Lehman Brothers-Pleite

Beben am Finanzmarkt

Die viertgrößte Investmentbank der USA ist pleite. Die drittgrößte braucht Hilfe einer anderen Bank. Die US-Regierung will oder kann den Pleitenbanken nicht mehr helfen.

Verspekuliert bis zum Bankrott: die Investmentbank Lehman Brothers. Bild: dpa

Ein Beben erschüttert die Wall Street. Lehman Brothers, die viertgrößte Investmentbank der USA, musste gestern Konkurs anmelden, nachdem der Staat eine Rettungsaktion abgelehnt hatte. Merrill Lynch flüchtete sich derweil unter die Fittiche der Bank of America. Die erklärte sich bereit, die bisherige Nummer drei unter den Investmentbanken für 50 Milliarden Dollar zu übernehmen - halb so viel, wie Merrill Lynch noch vor einem Jahr wert war.

Und dann kämpft auch der weltgrößte Versicherungskonzern American International Group (AIG) ums Überleben. Laut Medienberichten musste sie die US-Notenbank um einen kurzfristigen Notkredit in Höhe von 40 Milliarden Dollar anbetteln, der durch den Verkauf von Unternehmensteilen abbezahlt werden soll. In den vergangenen Tagen war die AIG-Aktie um 45 Prozent eingebrochen. Am Montag verlor die Aktie kurz nach Handelsbeginn abermals 42 Prozent. "Das ist dabei, alles zu übertreffen, was ich je erlebt habe. Und die Probleme sind noch nicht gelöst", kommentierte Alan Greenspan im Fernsehen - und der 82-jährige ehemalige Chef der US-Notenbank hat schon einige Krisen durchgebracht.

Lehman Brothers und Merrill Lynch hatten sich - ähnlich wie in Deutschland die IKB und die Sachsen LB - mit minderwertigen US-Hypothekenpapieren verspekuliert. Die Krise war in der vorigen Woche akut geworden, als Lehman Rekordverluste meldete und sich kein Kapitalgeber finden ließ. Ohne staatliche Garantien wagten sich auch die möglichen Käuferinnen Bank of America und die britische Barclays Bank nicht an die Übernahme von Lehman - aber diese Garantien gab es diesmal nicht. Der überschuldeten Bank blieb deshalb nur der Antrag auf Gläubigerschutz.

Die Bank kommt jetzt unter Insolvenzverwaltung, kann aber weiterarbeiten. Da Lehman ebenso wie Merrill Lynch auf Investmentbanking wie etwa Börsengänge und Firmenübernahmen spezialisiert sind, halten sich die Auswirkungen auf einfache Sparer in Grenzen. Das Wertpapierhandelsgeschäft und die Vermögensverwaltung will Lehman ohnehin nicht mit in Konkurs gehen lassen, sondern nach Möglichkeit verkaufen. Die Wertpapierdepots sind aber in jedem Fall durch eine Art Einlagensicherung geschützt.

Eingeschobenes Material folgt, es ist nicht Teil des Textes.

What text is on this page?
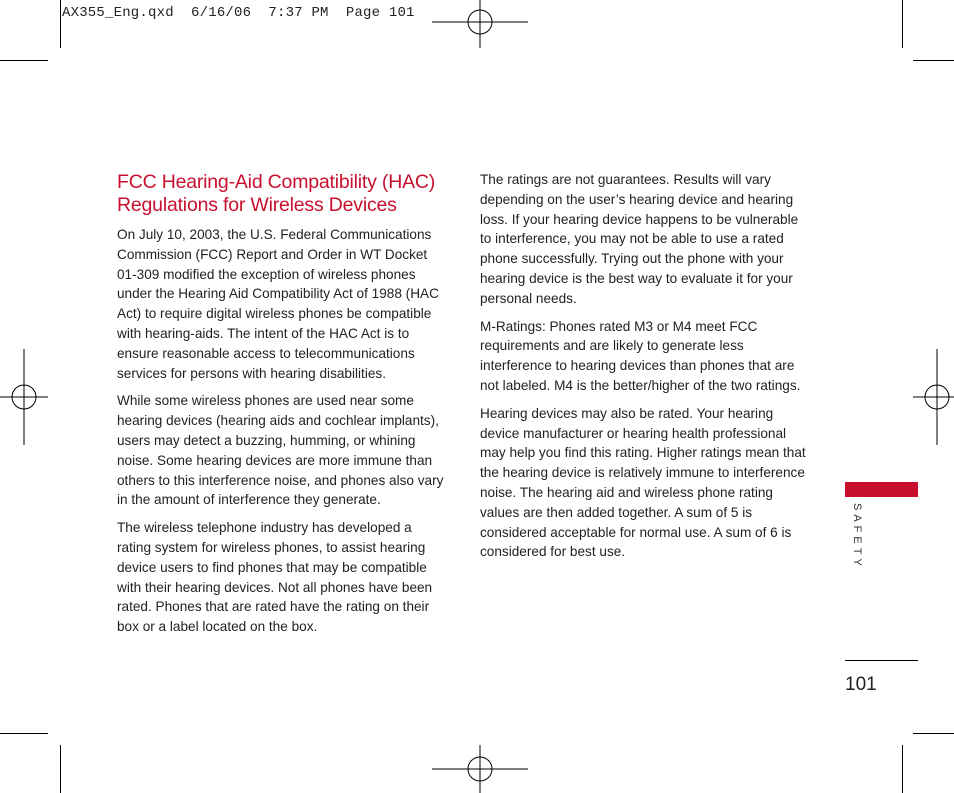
AX355_Eng.qxd  6/16/06  7:37 PM  Page 101
FCC Hearing-Aid Compatibility (HAC) Regulations for Wireless Devices

On July 10, 2003, the U.S. Federal Communications Commission (FCC) Report and Order in WT Docket 01-309 modified the exception of wireless phones under the Hearing Aid Compatibility Act of 1988 (HAC Act) to require digital wireless phones be compatible with hearing-aids. The intent of the HAC Act is to ensure reasonable access to telecommunications services for persons with hearing disabilities.

While some wireless phones are used near some hearing devices (hearing aids and cochlear implants), users may detect a buzzing, humming, or whining noise. Some hearing devices are more immune than others to this interference noise, and phones also vary in the amount of interference they generate.

The wireless telephone industry has developed a rating system for wireless phones, to assist hearing device users to find phones that may be compatible with their hearing devices. Not all phones have been rated. Phones that are rated have the rating on their box or a label located on the box.

The ratings are not guarantees. Results will vary depending on the user’s hearing device and hearing loss. If your hearing device happens to be vulnerable to interference, you may not be able to use a rated phone successfully. Trying out the phone with your hearing device is the best way to evaluate it for your personal needs.

M-Ratings: Phones rated M3 or M4 meet FCC requirements and are likely to generate less interference to hearing devices than phones that are not labeled. M4 is the better/higher of the two ratings.

Hearing devices may also be rated. Your hearing device manufacturer or hearing health professional may help you find this rating. Higher ratings mean that the hearing device is relatively immune to interference noise. The hearing aid and wireless phone rating values are then added together. A sum of 5 is considered acceptable for normal use. A sum of 6 is considered for best use.	SAFETY
101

Ein Problem ist die Lehman-Pleite jedoch für die Gläubiger, darunter viele andere Banken, die während des Insolvenzverfahrens ihre Forderungen nicht einfach eintreiben können. Um Schulden in Höhe von 613 Milliarden Dollar soll es dabei gehen - so viel wie die jährliche Wirtschaftsleistung von Norwegen und Portugal zusammen.

Trotzdem "hält offenbar die US-Notenbank die Pleite der Lehman Brothers für verkraftbar", meint der Ökonom Sebastian Dullien von der Berliner Fachhochschule für Technik und Wirtschaft.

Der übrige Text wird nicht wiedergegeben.